PS: If you look at my patch, it touches a lot of code to thread the features argument through. In hindsight, I should have anticipated that we might need to pass more information and created a struct to wrap the flavor, the cpu, and the features. If we add the option, I would recommend doing that first in an NFC commit and then adding the field there instead of adding another argument to all the functions. Given I’m partially to blame for that I’m happy to volunteer to do the former.
I was thinking we could handle the features string in DisassemblerLLVMC, appending the new setting to the features before instantiating the disassembler.
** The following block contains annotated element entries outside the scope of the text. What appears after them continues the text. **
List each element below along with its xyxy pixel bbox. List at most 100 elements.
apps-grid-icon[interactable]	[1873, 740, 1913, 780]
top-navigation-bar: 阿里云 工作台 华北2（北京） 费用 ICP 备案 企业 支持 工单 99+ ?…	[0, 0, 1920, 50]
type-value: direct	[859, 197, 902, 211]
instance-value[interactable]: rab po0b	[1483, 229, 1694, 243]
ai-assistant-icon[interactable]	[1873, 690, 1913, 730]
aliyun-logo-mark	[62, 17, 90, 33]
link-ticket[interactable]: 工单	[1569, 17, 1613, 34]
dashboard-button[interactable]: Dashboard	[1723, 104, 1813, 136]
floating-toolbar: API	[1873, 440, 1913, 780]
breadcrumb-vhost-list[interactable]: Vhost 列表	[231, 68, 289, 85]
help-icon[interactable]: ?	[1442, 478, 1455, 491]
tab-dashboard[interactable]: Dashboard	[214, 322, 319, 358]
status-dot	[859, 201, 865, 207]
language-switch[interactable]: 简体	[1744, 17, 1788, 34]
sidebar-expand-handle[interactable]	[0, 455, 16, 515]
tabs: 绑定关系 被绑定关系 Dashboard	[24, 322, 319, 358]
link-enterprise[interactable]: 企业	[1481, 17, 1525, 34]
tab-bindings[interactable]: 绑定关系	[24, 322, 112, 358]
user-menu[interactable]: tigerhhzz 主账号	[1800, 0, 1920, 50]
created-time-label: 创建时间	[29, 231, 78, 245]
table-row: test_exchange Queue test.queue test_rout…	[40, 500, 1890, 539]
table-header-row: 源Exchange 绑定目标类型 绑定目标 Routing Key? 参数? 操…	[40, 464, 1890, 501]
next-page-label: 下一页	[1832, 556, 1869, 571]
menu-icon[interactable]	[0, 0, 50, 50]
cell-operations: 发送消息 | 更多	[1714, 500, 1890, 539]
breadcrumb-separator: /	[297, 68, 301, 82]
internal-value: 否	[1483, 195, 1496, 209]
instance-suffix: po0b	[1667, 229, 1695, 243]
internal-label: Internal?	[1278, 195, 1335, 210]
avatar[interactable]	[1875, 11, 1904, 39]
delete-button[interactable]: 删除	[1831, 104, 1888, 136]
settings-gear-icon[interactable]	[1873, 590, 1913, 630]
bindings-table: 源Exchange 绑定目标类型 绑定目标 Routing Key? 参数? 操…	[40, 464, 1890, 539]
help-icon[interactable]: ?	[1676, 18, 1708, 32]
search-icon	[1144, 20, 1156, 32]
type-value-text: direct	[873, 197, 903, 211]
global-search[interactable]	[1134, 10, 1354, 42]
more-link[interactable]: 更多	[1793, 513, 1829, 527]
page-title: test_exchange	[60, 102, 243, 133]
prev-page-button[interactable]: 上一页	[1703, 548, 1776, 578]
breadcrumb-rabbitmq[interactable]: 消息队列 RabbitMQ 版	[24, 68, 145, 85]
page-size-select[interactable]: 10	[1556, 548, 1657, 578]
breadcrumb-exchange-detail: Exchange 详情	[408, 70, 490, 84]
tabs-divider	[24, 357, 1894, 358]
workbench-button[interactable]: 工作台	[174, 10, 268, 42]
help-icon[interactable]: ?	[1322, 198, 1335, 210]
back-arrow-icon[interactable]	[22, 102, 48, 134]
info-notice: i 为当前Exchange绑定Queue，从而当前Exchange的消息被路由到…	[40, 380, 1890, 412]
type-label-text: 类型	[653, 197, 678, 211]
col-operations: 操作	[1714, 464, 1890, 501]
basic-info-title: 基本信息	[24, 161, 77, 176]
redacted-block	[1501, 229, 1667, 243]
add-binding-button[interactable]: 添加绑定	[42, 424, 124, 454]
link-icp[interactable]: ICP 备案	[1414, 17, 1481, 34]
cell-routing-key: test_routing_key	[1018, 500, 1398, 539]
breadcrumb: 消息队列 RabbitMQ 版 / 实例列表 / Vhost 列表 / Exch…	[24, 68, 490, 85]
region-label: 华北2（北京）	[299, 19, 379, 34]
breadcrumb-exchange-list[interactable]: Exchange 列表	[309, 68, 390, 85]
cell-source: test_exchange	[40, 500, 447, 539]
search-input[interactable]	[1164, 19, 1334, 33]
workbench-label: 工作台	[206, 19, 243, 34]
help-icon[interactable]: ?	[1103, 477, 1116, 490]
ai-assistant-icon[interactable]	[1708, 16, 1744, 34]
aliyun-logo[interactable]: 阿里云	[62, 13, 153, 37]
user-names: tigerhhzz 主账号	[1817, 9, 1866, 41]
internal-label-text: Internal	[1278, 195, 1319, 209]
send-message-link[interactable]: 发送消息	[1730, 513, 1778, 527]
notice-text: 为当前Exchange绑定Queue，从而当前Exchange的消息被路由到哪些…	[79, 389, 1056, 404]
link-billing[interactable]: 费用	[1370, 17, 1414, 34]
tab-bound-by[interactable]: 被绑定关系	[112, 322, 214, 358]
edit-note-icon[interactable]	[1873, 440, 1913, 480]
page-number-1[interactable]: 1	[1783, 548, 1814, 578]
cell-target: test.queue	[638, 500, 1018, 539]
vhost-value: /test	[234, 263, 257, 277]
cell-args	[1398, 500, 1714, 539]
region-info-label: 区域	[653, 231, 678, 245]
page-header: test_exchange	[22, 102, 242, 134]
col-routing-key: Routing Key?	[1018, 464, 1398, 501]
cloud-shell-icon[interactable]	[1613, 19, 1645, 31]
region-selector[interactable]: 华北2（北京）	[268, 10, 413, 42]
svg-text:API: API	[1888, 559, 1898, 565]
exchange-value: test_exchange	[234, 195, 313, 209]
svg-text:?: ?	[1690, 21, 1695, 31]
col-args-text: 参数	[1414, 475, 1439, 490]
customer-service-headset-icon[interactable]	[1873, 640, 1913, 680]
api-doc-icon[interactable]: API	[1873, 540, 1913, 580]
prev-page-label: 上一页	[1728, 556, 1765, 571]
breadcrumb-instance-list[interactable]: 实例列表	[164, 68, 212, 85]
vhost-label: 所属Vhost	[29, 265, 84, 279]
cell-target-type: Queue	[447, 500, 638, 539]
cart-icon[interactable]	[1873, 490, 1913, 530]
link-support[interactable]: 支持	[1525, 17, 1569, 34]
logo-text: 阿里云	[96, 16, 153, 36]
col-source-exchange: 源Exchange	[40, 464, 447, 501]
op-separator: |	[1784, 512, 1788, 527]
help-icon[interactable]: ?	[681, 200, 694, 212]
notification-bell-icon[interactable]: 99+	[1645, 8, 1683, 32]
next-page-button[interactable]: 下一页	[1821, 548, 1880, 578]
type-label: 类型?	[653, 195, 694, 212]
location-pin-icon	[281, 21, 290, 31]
The new setting would be empty by default, so no change in current behavior.
Whatever you design you come up with, please also be mindful of mapping symbols, which locally change the ISA string for disassembly. It would be good to ensure those are supported too, rather than putting effort into making it work at the object file level only to discover it’s not suitable for supporting mapping symbols.
It’s my intention that current functionality remain. This would initially be done for RISC-V extensions (specifically Qualcomm’s Xqci, but could be extended to other extensions). I don’t expect that it would affect mapping symbols.
I’m planning on doing this for Hexagon as well, and foresee others doing it for their cores when needed.